(The article below is reproduced at hegel.net with the kind permission of its author, Stephen Cowley. It first appeared 8/2012 on the hegel.net Hegel mailing list and was then published 10/2012 as article with the pictures below on his blog ‘Hegelian News & Reviews’)

There follows a complete translation of the very brief chapter on the first edition of Hegel's Encyclopaedia of Philosophical Sciences (1817) in Karl Rosenkranz' Life of Hegel (1844) taken from his coverage of Hegel's time in Heidelberg. The standard English translations of the Encyclopaedia are of the later editions rather than of this edition of which Rosenkranz speaks so highly. William Wallace translated the later editions of the Encyclopaedia Logic (1873) and Philosophy of Mind (1894), with the Encyclopaedia translation only completed in the 1970s with AV Miller's Philosophy of Nature. In this light, Rosenkranz' preference for the first edition is worth pondering.

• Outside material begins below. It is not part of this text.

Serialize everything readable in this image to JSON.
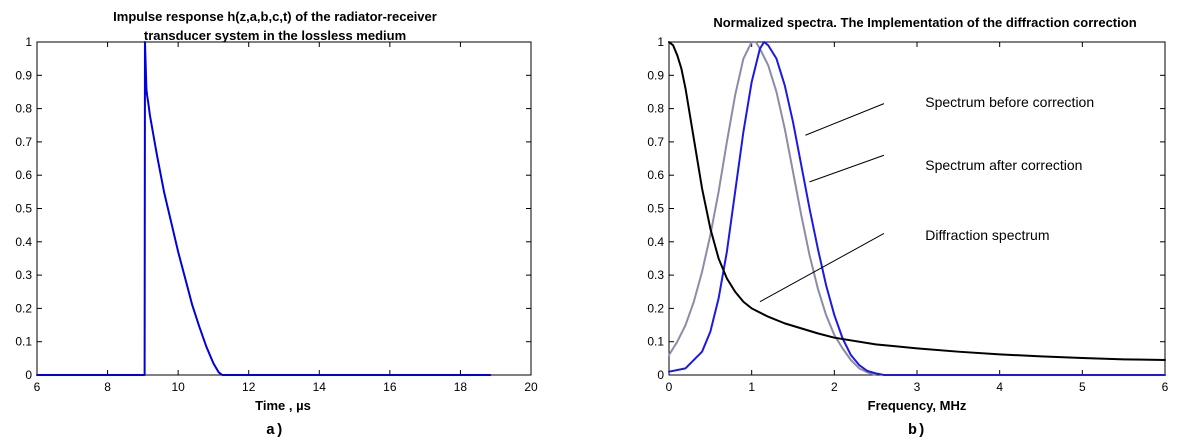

BOOK TWO Chapter 25 - The Encyclopaedia

"It was only at Heidelberg that Hegel presents himself for the first time with his philosophy as an integrated whole and this was very necessary to defend the third part of the Logic against gross misunderstandings. For use in his lessons, he had the course on the Encyclopaedia of Philosophical Sciences printed, that he had composed between Michaelmas [Fall] 1816 and Easter 1817. As a comparison with the Philosophical Propaedeutic [first edited by Rosenkranz] shows, his gymnasium notebooks gave him the best basis for this work, except that with the greater clarity he had achieved, he could allow himself this time a more elevated form.

In the Preface, he announced his very clear opposition on the one hand to the philosophy that wishes to impose itself but which is disordered; on the other hand to lack of thought, to the superficiality of scepticism, to the immediacy of knowledge that strands itself in feeling. Neither a random exposition of the adventure of thought, nor the vanity of an absence of ideas, which have for too long turned the German profundity to ridicule, leaving its need of philosophical development unsatisfied, can favor progress. Only demonstration can achieve this, as it has previously been called: the method that would still, so he hoped, be recognised as the only true one, because it is identical with its content.


This first edition of the Encyclopaedia still contains the freshness of the first flow of composition. The subsequent editions are more involved in their elaboration of detail, above all in polemical and defensive remarks, but to have Hegel’s system in its concentrated totality, such as it came forth with all the strength of first appearance, one must always return to this first edition and therefore also reprint it."

[Osmo notes that there is a French version of this first edition in the comprehensive version edited by Bernard Bourgeois – Parts I and III having appeared and Part Ii in process in 2004. In English however, we still have only full translations of the later editions by Wallace and Miller. Another version of the Logic (trans. Geraets, Suchting, Harris) has appeared since I had cause to look for copies. Update: an English translation of the First Edition of the Encyclopaedia (ed. Behler; trans. Taubeneck) appeared in The German Library: Continuum, 1990.]